2. But it is not only upon the war that the picture of the potter and the clay throws such light; it also shows what we have to do with our country. There are some people who imagine it is inconsistent to say two things at the same time. People blame me for declaring two things in the same breath. One is that we never have had such a righteous cause; that we are fighting for the freedom of our country, for the freedom of the world; that we are fighting for international honour, for the future brotherhood of nations; we are fighting for the "nailed hand against the mailed fist." But, on the other hand, are we to speak as if we had no faults of our own? Are we to take the tone of Pharisees and say, "We thank God we are not as other men, even as these Germans"? We have to admit that we have grave national sins ourselves, and if we want to shorten the war we have to put these national sins away. That is why we are going to have a national mission this autumn, and we are preparing for it now.
The Church is going to preach this great national mission, and—please God—our Non-conformist brethren will fall in on their own lines and do the same. We have great national sins, and we have to put those away if we would shorten the war. What a disgrace it is still to have a National Drink Bill of 180 millions! What a disgrace it is that we have not yet more thoroughly mastered immorality in London! What shame it is that still there is so much love of comfort, and that there are people making all they can out of the war!
We have to get rid of all this; we must have the spirit of sacrifice from one end of the nation to the other. We have to ask the great Potter to remake the country, to give the Empire a new spirit. Why was it that, when I had myself pressed a Bill to diminish the licensing hours on Sunday from six to three—a harmless reform, you would have thought—to give the barmen and barmaids a chance of Sunday rest, that was shelved in the long run? Why was it that we could not raise the age for the protection of girls even to eighteen? There is much to be purged out of our country, and there could be no greater calamity than for this war to end and England still to be left with her national sins.
Therefore the great Potter must remake us. He may have to break some nations to pieces like a potter's vessel. It is possible for a nation to be so stiffened in national sins that there may be nothing for it but to break it in pieces. We pray God that we may not be so far gone as that, that we may still be plastic clay in the hands of the Potter. That is our prayer, that is our ideal, to be a new England, a new British Empire, and that God may use us as His instrument in freeing the world.

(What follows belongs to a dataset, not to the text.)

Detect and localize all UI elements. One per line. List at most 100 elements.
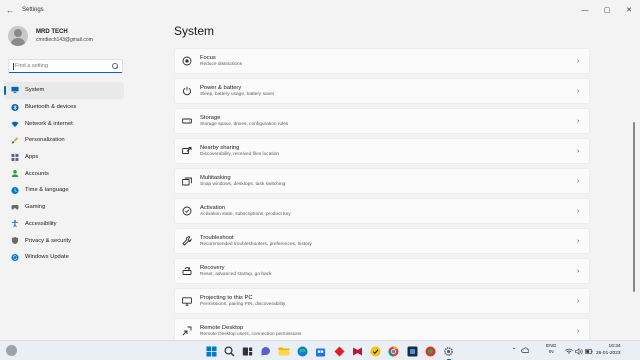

3. But—and let this be my last word—we ourselves individually must be re-created. Have you ever thought, brother or sister, that the great Potter had a design for you? That, when He planned you, He planned a devoted man who would be a powerful influence in the world; that He planned you, my sister, to be an example of attractive goodness. How many people have you brought to Christ? How powerful a witness do you give in this city? Suppose that you, who were meant individually to be powerful instruments in God's hand, vessels He could use, have become middle-aged cynics, or sneer at the religion you profess to believe in, there is only one thing to be done. You must get back to the design the great Potter had for you. We have all some reason to admit that we have been marred in the hands of the Potter, and to ask the Potter to make us into another vessel as it may seem good to the Potter to make us. In this there are only two conditions—to look up and to trust heaven's wheel and not earth's wheel.
"Look not thou down, but up!
To uses of a cup,
The festal board, lamp's flash and trumpet's peal,
The new wine's foaming flow,
The master's lips aglow!
Thou, heaven's consummate cup, what needst thou with earth's wheel?"[2]
We have to realise this, that we can be remade, that God's power can do anything; but that we may go on for ever as we are unless we really put ourselves in the hands of God. What, then, I ask every one of you, is to take the clay of your nature with the prayer, "Just as I am, without one plea," and place it in the great Potter's hands, that He may re-create you into the man or woman God meant you to be. Nothing can more effectually shorten the days for our boys in the trenches.